A bug in the popular multiplayer game Grand Theft Auto (GTA) Online is leading to players losing progress and having their accounts blocked.
Were this a case of player login details being stolen and abused, it would be a fairly routine occurrence, but this GTA Online issue revolves around “partial remote code execution”.
That means malicious users can affect players’ PCs through GTA Online. There’s some good news here — it appears to affect only PC players, not those on Xbox or PlayStation consoles.
Rockstar has acknowledged the issue on Twitter, saying “we are aware of potential new exploits in GTA Online for PC, which we aim to resolve in an upcoming planned security-related Title Update”.
Despite being almost a decade old, GTA Online routinely attracts up to 150,000 to 180,000 concurrent players. Estimates of its annual revenue run from $500 million (£406 million) to $800 million. That’s the equivalent of the worldwide gross of a mid-table Marvel movie each year.
GTA Online bug history
This GTA Online issue came to the public’s attention a few days ago, thanks to game community member Tez2. An exploit allows malicious players to edit or even delete others’ GTA Online profiles. Their in-game rank can be altered, or how much money their character has.
A few days before Rockstar acknowledged the problem, Tez2 advised GTA Online fans, on Twitter, to “avoid playing without a firewall rule or playing at all!”
An exploit-blocking community-made “firewall” tool has been released online, but only a tiny fraction of regular players are likely to ever discover it exists.

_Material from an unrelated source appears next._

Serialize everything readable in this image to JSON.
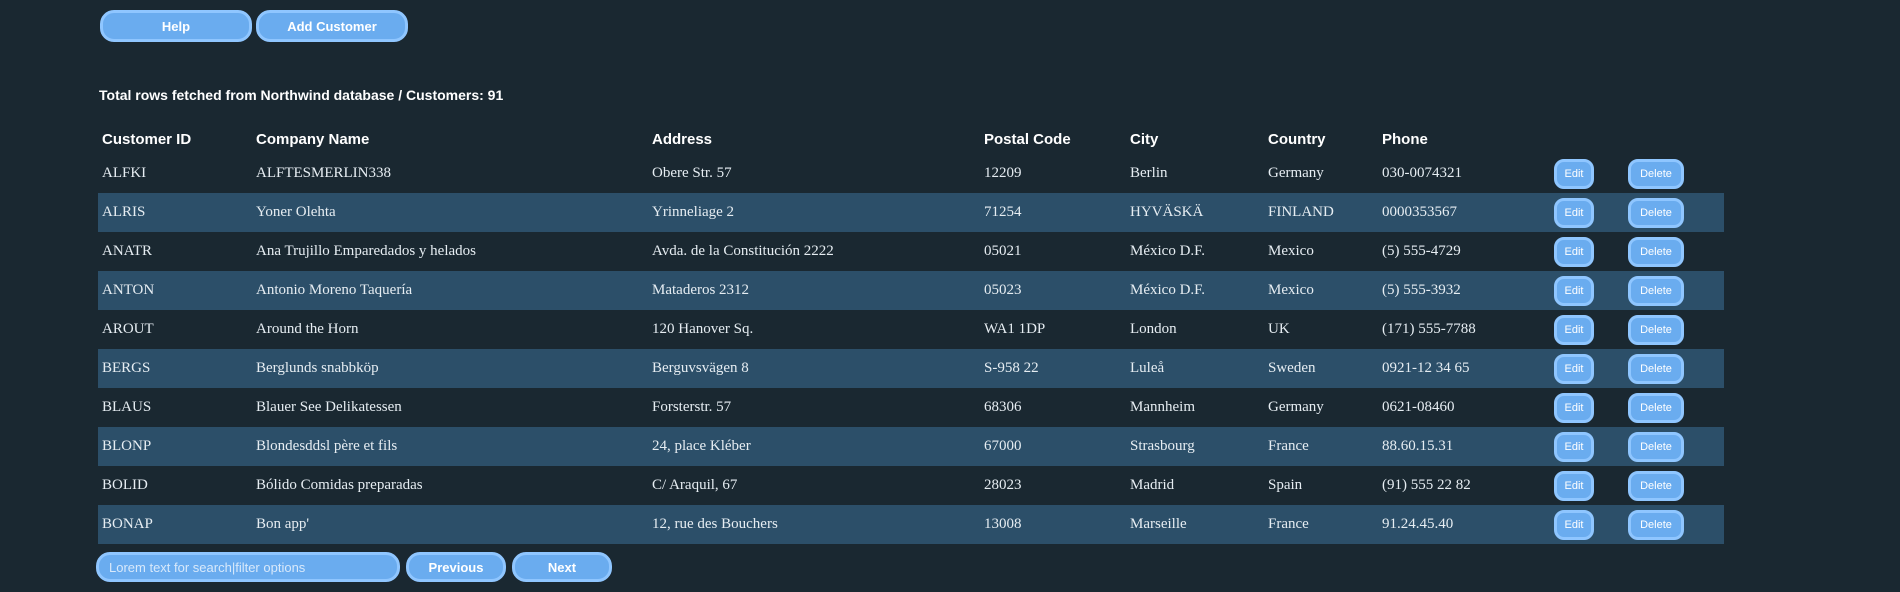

The key question now is when Rockstar Games will be able to put out a security fix.
A comparable problem affected Dark Souls 3’s player-versus-player servers in January 2022, and that saw them taken offline until August 2022.

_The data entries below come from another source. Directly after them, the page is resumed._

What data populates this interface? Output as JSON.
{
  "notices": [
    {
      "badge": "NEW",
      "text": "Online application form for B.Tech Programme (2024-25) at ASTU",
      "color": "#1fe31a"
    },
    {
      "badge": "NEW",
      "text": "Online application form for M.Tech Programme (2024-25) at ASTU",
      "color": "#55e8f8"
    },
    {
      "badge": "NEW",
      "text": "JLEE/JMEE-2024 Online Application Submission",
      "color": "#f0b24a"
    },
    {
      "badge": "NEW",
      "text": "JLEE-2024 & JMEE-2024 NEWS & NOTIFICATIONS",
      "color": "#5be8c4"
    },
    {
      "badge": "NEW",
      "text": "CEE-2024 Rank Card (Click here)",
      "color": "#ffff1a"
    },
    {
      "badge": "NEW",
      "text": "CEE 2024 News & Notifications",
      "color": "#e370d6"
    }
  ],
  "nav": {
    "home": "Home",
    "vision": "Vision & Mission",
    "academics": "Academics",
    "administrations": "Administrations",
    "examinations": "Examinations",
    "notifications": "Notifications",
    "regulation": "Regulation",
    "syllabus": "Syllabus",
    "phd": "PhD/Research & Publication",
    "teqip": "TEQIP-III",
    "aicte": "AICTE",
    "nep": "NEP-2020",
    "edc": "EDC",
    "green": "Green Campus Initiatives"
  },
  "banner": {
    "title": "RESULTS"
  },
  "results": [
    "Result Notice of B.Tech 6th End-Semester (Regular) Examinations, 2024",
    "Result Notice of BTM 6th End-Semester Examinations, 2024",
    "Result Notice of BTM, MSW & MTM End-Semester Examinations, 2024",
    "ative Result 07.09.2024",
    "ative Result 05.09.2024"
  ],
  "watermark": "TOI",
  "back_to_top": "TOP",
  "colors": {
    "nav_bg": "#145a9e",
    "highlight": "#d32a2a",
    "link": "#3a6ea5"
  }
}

The GTA Online team has much greater reason to ensure its game stays live. This online component is largely responsible for the continued relevance of the GTA V universe. Publisher Take-Two Interactive announced GTA series revenues of almost $8 billion in 2022, accounting from when GTA V was first released in 2013. In 2018, it was crowned the most profitable media product of all time, with $6 billion in revenue.

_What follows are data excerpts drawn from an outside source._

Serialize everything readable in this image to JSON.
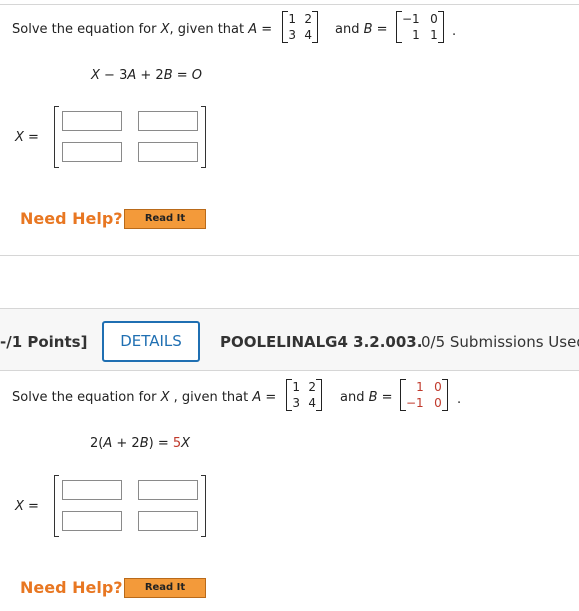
{
  "problem1": {
    "prompt_pre": "Solve the equation for ",
    "prompt_var": "X",
    "prompt_mid": ", given that ",
    "a_label": "A",
    "equals": " =",
    "and_text": "and ",
    "b_label": "B",
    "period": ".",
    "matrix_a": [
      "1",
      "2",
      "3",
      "4"
    ],
    "matrix_b": [
      "−1",
      "0",
      "1",
      "1"
    ],
    "equation": {
      "p1": "X",
      "p2": " − 3",
      "p3": "A",
      "p4": " + 2",
      "p5": "B",
      "p6": " = ",
      "p7": "O"
    },
    "x_label": "X =",
    "need_help": "Need Help?",
    "read_it": "Read It"
  },
  "problem2": {
    "points": "-/1 Points]",
    "details": "DETAILS",
    "code": "POOLELINALG4 3.2.003.",
    "submissions": "0/5 Submissions Used",
    "prompt_pre": "Solve the equation for ",
    "prompt_var": "X",
    "prompt_mid": " , given that ",
    "a_label": "A",
    "equals": " =",
    "and_text": "and ",
    "b_label": "B",
    "period": ".",
    "matrix_a": [
      "1",
      "2",
      "3",
      "4"
    ],
    "matrix_b": [
      "1",
      "0",
      "−1",
      "0"
    ],
    "equation": {
      "p1": "2(",
      "p2": "A",
      "p3": " + 2",
      "p4": "B",
      "p5": ") = ",
      "p6": "5",
      "p7": "X"
    },
    "x_label": "X =",
    "need_help": "Need Help?",
    "read_it": "Read It"
  },
  "colors": {
    "accent_blue": "#1f6fb2",
    "help_orange": "#e87722",
    "button_orange": "#f39a3a",
    "red_entry": "#c0392b"
  }
}
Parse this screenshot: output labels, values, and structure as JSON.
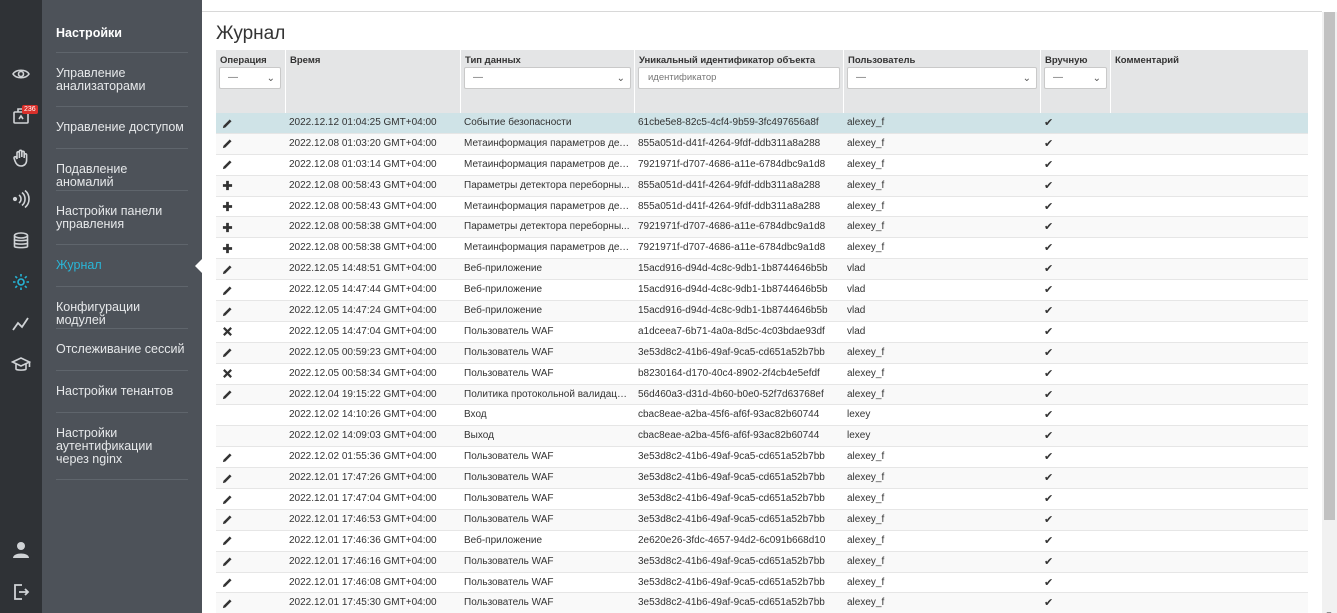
{
  "sidebar": {
    "title": "Настройки",
    "badge": "236",
    "items": [
      {
        "label": "Управление анализаторами"
      },
      {
        "label": "Управление доступом"
      },
      {
        "label": "Подавление аномалий"
      },
      {
        "label": "Настройки панели управления"
      },
      {
        "label": "Журнал"
      },
      {
        "label": "Конфигурации модулей"
      },
      {
        "label": "Отслеживание сессий"
      },
      {
        "label": "Настройки тенантов"
      },
      {
        "label": "Настройки аутентификации через nginx"
      }
    ]
  },
  "page": {
    "title": "Журнал"
  },
  "table": {
    "headers": {
      "operation": "Операция",
      "time": "Время",
      "data_type": "Тип данных",
      "object_id": "Уникальный идентификатор объекта",
      "user": "Пользователь",
      "manual": "Вручную",
      "comment": "Комментарий"
    },
    "filters": {
      "operation": "—",
      "data_type": "—",
      "object_id_placeholder": "идентификатор",
      "user": "—",
      "manual": "—"
    },
    "rows": [
      {
        "op": "edit",
        "time": "2022.12.12 01:04:25 GMT+04:00",
        "type": "Событие безопасности",
        "id": "61cbe5e8-82c5-4cf4-9b59-3fc497656a8f",
        "user": "alexey_f",
        "manual": "✔"
      },
      {
        "op": "edit",
        "time": "2022.12.08 01:03:20 GMT+04:00",
        "type": "Метаинформация параметров дет...",
        "id": "855a051d-d41f-4264-9fdf-ddb311a8a288",
        "user": "alexey_f",
        "manual": "✔"
      },
      {
        "op": "edit",
        "time": "2022.12.08 01:03:14 GMT+04:00",
        "type": "Метаинформация параметров дет...",
        "id": "7921971f-d707-4686-a11e-6784dbc9a1d8",
        "user": "alexey_f",
        "manual": "✔"
      },
      {
        "op": "add",
        "time": "2022.12.08 00:58:43 GMT+04:00",
        "type": "Параметры детектора переборны...",
        "id": "855a051d-d41f-4264-9fdf-ddb311a8a288",
        "user": "alexey_f",
        "manual": "✔"
      },
      {
        "op": "add",
        "time": "2022.12.08 00:58:43 GMT+04:00",
        "type": "Метаинформация параметров дет...",
        "id": "855a051d-d41f-4264-9fdf-ddb311a8a288",
        "user": "alexey_f",
        "manual": "✔"
      },
      {
        "op": "add",
        "time": "2022.12.08 00:58:38 GMT+04:00",
        "type": "Параметры детектора переборны...",
        "id": "7921971f-d707-4686-a11e-6784dbc9a1d8",
        "user": "alexey_f",
        "manual": "✔"
      },
      {
        "op": "add",
        "time": "2022.12.08 00:58:38 GMT+04:00",
        "type": "Метаинформация параметров дет...",
        "id": "7921971f-d707-4686-a11e-6784dbc9a1d8",
        "user": "alexey_f",
        "manual": "✔"
      },
      {
        "op": "edit",
        "time": "2022.12.05 14:48:51 GMT+04:00",
        "type": "Веб-приложение",
        "id": "15acd916-d94d-4c8c-9db1-1b8744646b5b",
        "user": "vlad",
        "manual": "✔"
      },
      {
        "op": "edit",
        "time": "2022.12.05 14:47:44 GMT+04:00",
        "type": "Веб-приложение",
        "id": "15acd916-d94d-4c8c-9db1-1b8744646b5b",
        "user": "vlad",
        "manual": "✔"
      },
      {
        "op": "edit",
        "time": "2022.12.05 14:47:24 GMT+04:00",
        "type": "Веб-приложение",
        "id": "15acd916-d94d-4c8c-9db1-1b8744646b5b",
        "user": "vlad",
        "manual": "✔"
      },
      {
        "op": "delete",
        "time": "2022.12.05 14:47:04 GMT+04:00",
        "type": "Пользователь WAF",
        "id": "a1dceea7-6b71-4a0a-8d5c-4c03bdae93df",
        "user": "vlad",
        "manual": "✔"
      },
      {
        "op": "edit",
        "time": "2022.12.05 00:59:23 GMT+04:00",
        "type": "Пользователь WAF",
        "id": "3e53d8c2-41b6-49af-9ca5-cd651a52b7bb",
        "user": "alexey_f",
        "manual": "✔"
      },
      {
        "op": "delete",
        "time": "2022.12.05 00:58:34 GMT+04:00",
        "type": "Пользователь WAF",
        "id": "b8230164-d170-40c4-8902-2f4cb4e5efdf",
        "user": "alexey_f",
        "manual": "✔"
      },
      {
        "op": "edit",
        "time": "2022.12.04 19:15:22 GMT+04:00",
        "type": "Политика протокольной валидаци...",
        "id": "56d460a3-d31d-4b60-b0e0-52f7d63768ef",
        "user": "alexey_f",
        "manual": "✔"
      },
      {
        "op": "none",
        "time": "2022.12.02 14:10:26 GMT+04:00",
        "type": "Вход",
        "id": "cbac8eae-a2ba-45f6-af6f-93ac82b60744",
        "user": "lexey",
        "manual": "✔"
      },
      {
        "op": "none",
        "time": "2022.12.02 14:09:03 GMT+04:00",
        "type": "Выход",
        "id": "cbac8eae-a2ba-45f6-af6f-93ac82b60744",
        "user": "lexey",
        "manual": "✔"
      },
      {
        "op": "edit",
        "time": "2022.12.02 01:55:36 GMT+04:00",
        "type": "Пользователь WAF",
        "id": "3e53d8c2-41b6-49af-9ca5-cd651a52b7bb",
        "user": "alexey_f",
        "manual": "✔"
      },
      {
        "op": "edit",
        "time": "2022.12.01 17:47:26 GMT+04:00",
        "type": "Пользователь WAF",
        "id": "3e53d8c2-41b6-49af-9ca5-cd651a52b7bb",
        "user": "alexey_f",
        "manual": "✔"
      },
      {
        "op": "edit",
        "time": "2022.12.01 17:47:04 GMT+04:00",
        "type": "Пользователь WAF",
        "id": "3e53d8c2-41b6-49af-9ca5-cd651a52b7bb",
        "user": "alexey_f",
        "manual": "✔"
      },
      {
        "op": "edit",
        "time": "2022.12.01 17:46:53 GMT+04:00",
        "type": "Пользователь WAF",
        "id": "3e53d8c2-41b6-49af-9ca5-cd651a52b7bb",
        "user": "alexey_f",
        "manual": "✔"
      },
      {
        "op": "edit",
        "time": "2022.12.01 17:46:36 GMT+04:00",
        "type": "Веб-приложение",
        "id": "2e620e26-3fdc-4657-94d2-6c091b668d10",
        "user": "alexey_f",
        "manual": "✔"
      },
      {
        "op": "edit",
        "time": "2022.12.01 17:46:16 GMT+04:00",
        "type": "Пользователь WAF",
        "id": "3e53d8c2-41b6-49af-9ca5-cd651a52b7bb",
        "user": "alexey_f",
        "manual": "✔"
      },
      {
        "op": "edit",
        "time": "2022.12.01 17:46:08 GMT+04:00",
        "type": "Пользователь WAF",
        "id": "3e53d8c2-41b6-49af-9ca5-cd651a52b7bb",
        "user": "alexey_f",
        "manual": "✔"
      },
      {
        "op": "edit",
        "time": "2022.12.01 17:45:30 GMT+04:00",
        "type": "Пользователь WAF",
        "id": "3e53d8c2-41b6-49af-9ca5-cd651a52b7bb",
        "user": "alexey_f",
        "manual": "✔"
      }
    ]
  }
}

Rockstar Games has not offered players any concrete advice, other than to “reach out to Rockstar Support” if they believe they have been affected by the exploit.
In the past week, the Grand Theft Auto: The Trilogy Definitive Edition also returned to Steam, having been pulled from PC storefronts in November 2021. While these remastered noughties classics were roundly panned by reviewers, Rockstar Games' decision was down to files “unintentionally” left in the game builds. This is believed to include music the publisher was no longer licensed to use.